Aloe vera extract, or diluted aloe gel, is made of mostly water (99%) and mono- and polysaccharides, most important of which is the monosaccharide mannose-6-phosphate and the polysaccharide gluco-mannans, which are long-chain sugars containing glucose and mannose. Gluco-mannan has been named acemannan and is marketed as Carrisyn. A glycoprotein with anti-allergic properties has also been isolated, and has been named alprogen. Recently, C-glucosyl chromone, an antiinflammatory compound, has also been identified.
Aloe gel also contains lignans, saponins, salicylic acid, sterols and triterpenoids, vitamins A, C, E, B12, thiamine, niacin and folic acid, and the minerals sodium,
calcium, potassium, manganese, magnesium, copper, chromium, zinc and iron (Shelton 1991, Yamaguchi et al 1993).

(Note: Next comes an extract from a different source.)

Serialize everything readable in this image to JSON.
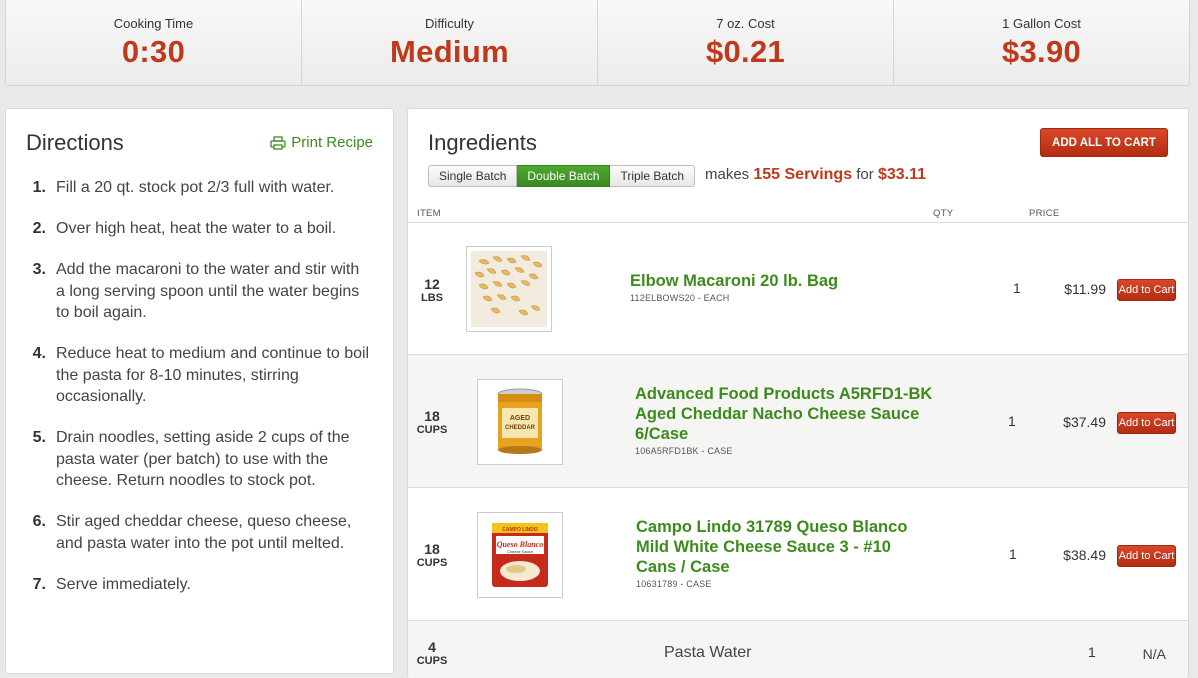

The fresh gel contains glutathione peroxidase, isozymes of superoxide dismutase, and the proteolytic enzyme carboxypeptidase (Klein & Penneys 1988, Sabeh et al 1993).
Ultimately, the types and levels of components present in aloe gel vary according to geographic origin, variety and processing method.
The exudate contains the pharmacologically active anthraquinone glycosides: aloin, aloe-emodin, barbaloin and emodin (Choi & Chung 2003).